There is another stylistic approach to avoiding reactance actually more extreme than forswearing intentional suggestion: striving to eliminate as much suggestion as possible. The norms and practices of “academese” express this drive to avoid suggestive content, being a systematic display of just those forms that would be avoided in hypnotic induction: long sentences, obscure words, and passive voice. (Contrast with classic prose, where sentence length varies to serve as a tool for emphasis, words are chosen for precision, and active voice enjoys a rebuttable presumption.) “Legalese” emerges as a conflicted style. The need to prevent reactance by avoiding suggestion is expressed in the same way as in academese. But the respectability of using suggestion is greater in law than in science, with the consequence that hypnotic-like incantations obtrude, such as doublets and triplets, and other routinized phrases.

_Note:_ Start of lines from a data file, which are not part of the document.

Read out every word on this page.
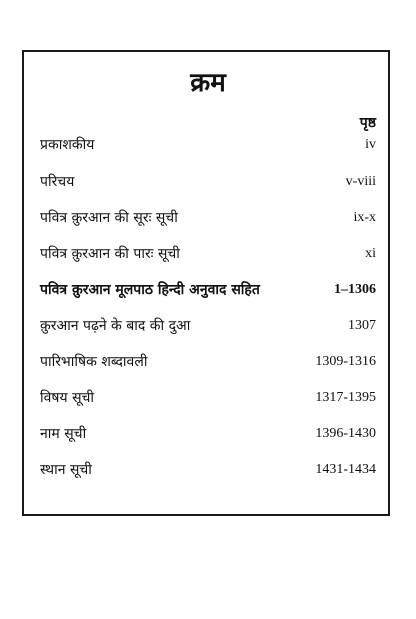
क्रम
पृष्ठ
प्रकाशकीय	iv
परिचय	v-viii
पवित्र क़ुरआन की सूरः सूची	ix-x
पवित्र क़ुरआन की पारः सूची	xi
पवित्र क़ुरआन मूलपाठ हिन्दी अनुवाद सहित	1–1306
क़ुरआन पढ़ने के बाद की दुआ	1307
पारिभाषिक शब्दावली	1309-1316
विषय सूची	1317-1395
नाम सूची	1396-1430
स्थान सूची	1431-1434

To be sure, no communication can banish all suggestion, but, unlike academese, classic prose doesn’t actually try. In fact, a cynic might contend that classic prose makes suggestion acceptable by hiding it under other stylistic effects. Classic prose disdains emotional forcefulness, for example, but classic writing is in fact forceful by virtue of its employment of emphasis through variation.

If classic prose is indifferent to suggestion, that doesn’t mean it is necessarily rational. Cognitive-dissonance modulation, the other method for persuasion, is entirely compatible with irrationality, but suggestion is incompatible with rationality. It is a form of irrational influence, whereas dissonance modulation may be rational, depending on the particularities of the discrepancies

Suggestion is irrational because its mechanism is the induced refusal to make a critical evaluation of the communication. The uncriticized belief is accepted as true because of the unity of comprehension and belief.

Applying the maxim that to avoid reactance use dissonance modulation rather than suggestion has an extra wrinkle for legal writing: attorneys are charged with presenting their clients’ sides. Within these bounds, some tactics arousing excess reactance are ill advised, such as obvious opinionation, exhortation, and over-simplification. And while attorneys should say clearly what they want the court to do, the phrasing “the court must…” should probably be avoided.